Help neede in coordinate geometry

[metalInferno]

Help neede in coordinate geometry!

Homework Statement

here is the question :

If the pairs of lines $$x^2-2pxy-y^2$$ and $$x^2-2qxy-y^2$$ are such that each pair bisects the angle between the other pair , then pq equals ...??the answer somehow is -1. i think it uses the concept of homogenisation (if u ppl know what it is . searched the net but found not a single page on it ) . if u know this concept please explain it 2 me and how u come to this answer .
thanx in advance

Homework Equations

The Attempt at a Solution

 

[Shooting Star]

It’s difficult to give a brief hint for this. Draw a neat diagram.

Since angular bisectors of a pair of lines are always perpendicular to each other, it’s obvious that both pairs are mutually perpendicular pairs of lines. Name one of the pairs L1, L2 and the other one L3, L4. Let L3 be between L1 and L2 when we are going from L1 to L2 in the CCW direction. So, if we go CCW, it will be L1, L3, L2, L4.

It’s also obvious that the angles between adjacent lines are all 45 deg, i.e., angle between L1 and L3 is 45 deg etc.

1.
If m1 and m2 are the slopes of L1 and L2, then their combined eqn is (y - m1x)(y - m2x) = 0 =>
y^2 – (m1 + m2)xy – m1m2x^2 =0.
Comparing this with the first of the eqns given, we get that, 2p = -(m1 + m2).
Similarly, 2q = -(m3 + m4).

2.
Let’s also remember that if the angle between L1 and L3 is positive 45 deg in the CCW sense, then tan 45 = (m3 – m1)/(1 + m1m3) => m1m3 = m3 – m1 -1. There will be four eqns like this.

3.
2p*2q = (m1 + m2)(m3 + m4). Expand this and you’ll get four terms like m2m3. Write that as m3 – m1 -1. All the terms will cancel out except (-1)*4 => pq = -1.
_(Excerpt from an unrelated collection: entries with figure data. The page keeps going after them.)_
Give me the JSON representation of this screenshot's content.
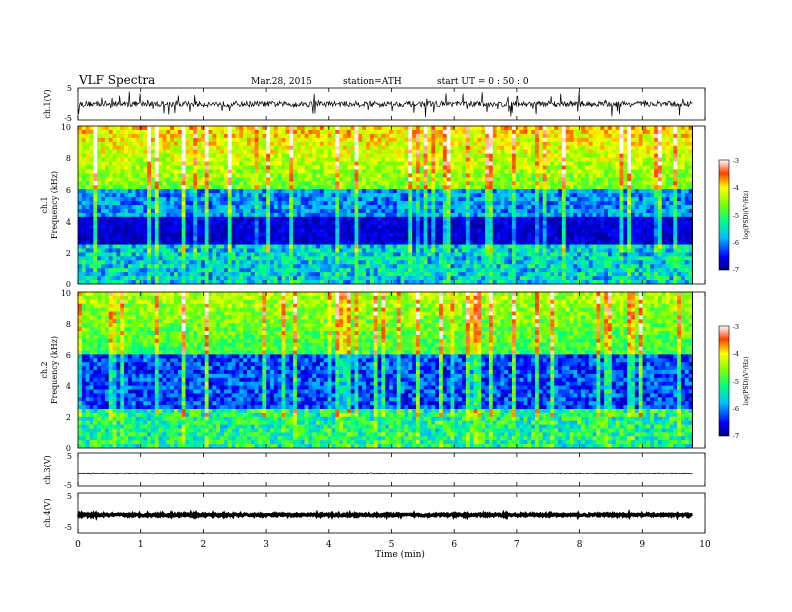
{
  "header": {
    "title": "VLF  Spectra",
    "date": "Mar.28, 2015",
    "station": "station=ATH",
    "start_ut": "start  UT =   0 : 50 : 0"
  },
  "chart_data": [
    {
      "type": "line",
      "panel": "ch1-waveform",
      "ylabel": "ch.1(V)",
      "yticks": [
        "5",
        "-5"
      ],
      "ylim": [
        -5,
        5
      ],
      "xlim": [
        0,
        10
      ],
      "data_end_min": 9.8,
      "baseline": 0.0,
      "color": "#000000"
    },
    {
      "type": "heatmap",
      "panel": "ch1-spectrogram",
      "ylabel_top": "ch.1",
      "ylabel": "Frequency  (kHz)",
      "yticks": [
        "10",
        "8",
        "6",
        "4",
        "2",
        "0"
      ],
      "ylim": [
        0,
        10
      ],
      "xlim": [
        0,
        10
      ],
      "data_end_min": 9.8,
      "colorbar": {
        "label": "log(PSD)(V²/Hz)",
        "ticks": [
          "-3",
          "-4",
          "-5",
          "-6",
          "-7"
        ],
        "range": [
          -7,
          -3
        ]
      }
    },
    {
      "type": "heatmap",
      "panel": "ch2-spectrogram",
      "ylabel_top": "ch.2",
      "ylabel": "Frequency  (kHz)",
      "yticks": [
        "10",
        "8",
        "6",
        "4",
        "2",
        "0"
      ],
      "ylim": [
        0,
        10
      ],
      "xlim": [
        0,
        10
      ],
      "data_end_min": 9.8,
      "colorbar": {
        "label": "log(PSD)(V²/Hz)",
        "ticks": [
          "-3",
          "-4",
          "-5",
          "-6",
          "-7"
        ],
        "range": [
          -7,
          -3
        ]
      }
    },
    {
      "type": "line",
      "panel": "ch3-waveform",
      "ylabel": "ch.3(V)",
      "yticks": [
        "5",
        "-5"
      ],
      "ylim": [
        -5,
        5
      ],
      "xlim": [
        0,
        10
      ],
      "data_end_min": 9.8,
      "baseline": -1.2,
      "color": "#000000"
    },
    {
      "type": "line",
      "panel": "ch4-waveform",
      "ylabel": "ch.4(V)",
      "yticks": [
        "5",
        "-5"
      ],
      "ylim": [
        -5,
        5
      ],
      "xlim": [
        0,
        10
      ],
      "data_end_min": 9.8,
      "baseline": -0.5,
      "color": "#000000"
    }
  ],
  "xaxis": {
    "label": "Time  (min)",
    "ticks": [
      "0",
      "1",
      "2",
      "3",
      "4",
      "5",
      "6",
      "7",
      "8",
      "9",
      "10"
    ]
  }
}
(Why are math questions being posted in the Physics page? Is it because the posters find the Physics page more interesting?)

 

[Shooting Star]

Faster mehtod

I think this solution will appeal more to you. Actually, I just remembered the formulae for these things. This one’s fast and probably the one you should use during tests. (And it uses homogenization too…)

The eqn of the angular bisectors of the pair of lines ax^2 + 2hxy + by^2 = 0 is given by the eqn
(x^2 – y^2)/(a – b) = xy/h.

Comparing the two given eqns, and knowing that each set are the bisectors of the others, the answer is immediately arrived at.